I don’t much fear the carnival or the hospital. My greatest fear is the sad notion that none of this will matter, that this whole thing will be as meaningless as trying to retrieve fallen rain. I fear getting to the end of this and still having no clue what I should do with my life. Perhaps I made this whole thing up in some grand, self-righteous mission. I fear God isn’t listening, that I’m forgotten. This fear creates a gnawing frustration, one that manifests a lie in my heart: He doesn’t care at all. And all the places in me that should be at rest grow tight.
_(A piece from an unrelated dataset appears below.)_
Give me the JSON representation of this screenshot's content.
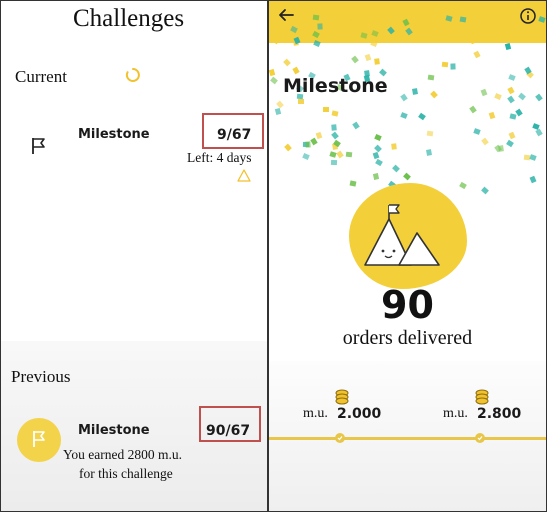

Faith seems so elusive at times. You’d think someone willing to start a 40-day fast would have more faith, at least a measure of strength and resolve. I think about someone like King David, and I’m comforted by his major moral failures. I feel sorry that his family had to live through the chaos created by his failures, but I can at least relate to that part of his life. But then there are other moments when David seems bold and untouchable. In 2 Samuel 6, the Ark of the Covenant made its way through Jerusalem, delivered home after many years in a foreign country. King David danced and leaped in joy—abounding, insurmountable joy. This was not normal behavior for a king. Kings sat and reigned. They looked regal and stable. This leaping man was a lunatic.

I wonder, in my conservative, polished Christianity, Would I do that? I think I’d be too concerned about what the other people would think of me, what they would say to their friend about me later over coffee. I get so concerned about people liking me that I miss remarkable things along the way.

I don’t have much in this life mastered. I want to dance, but oftentimes I stand watching.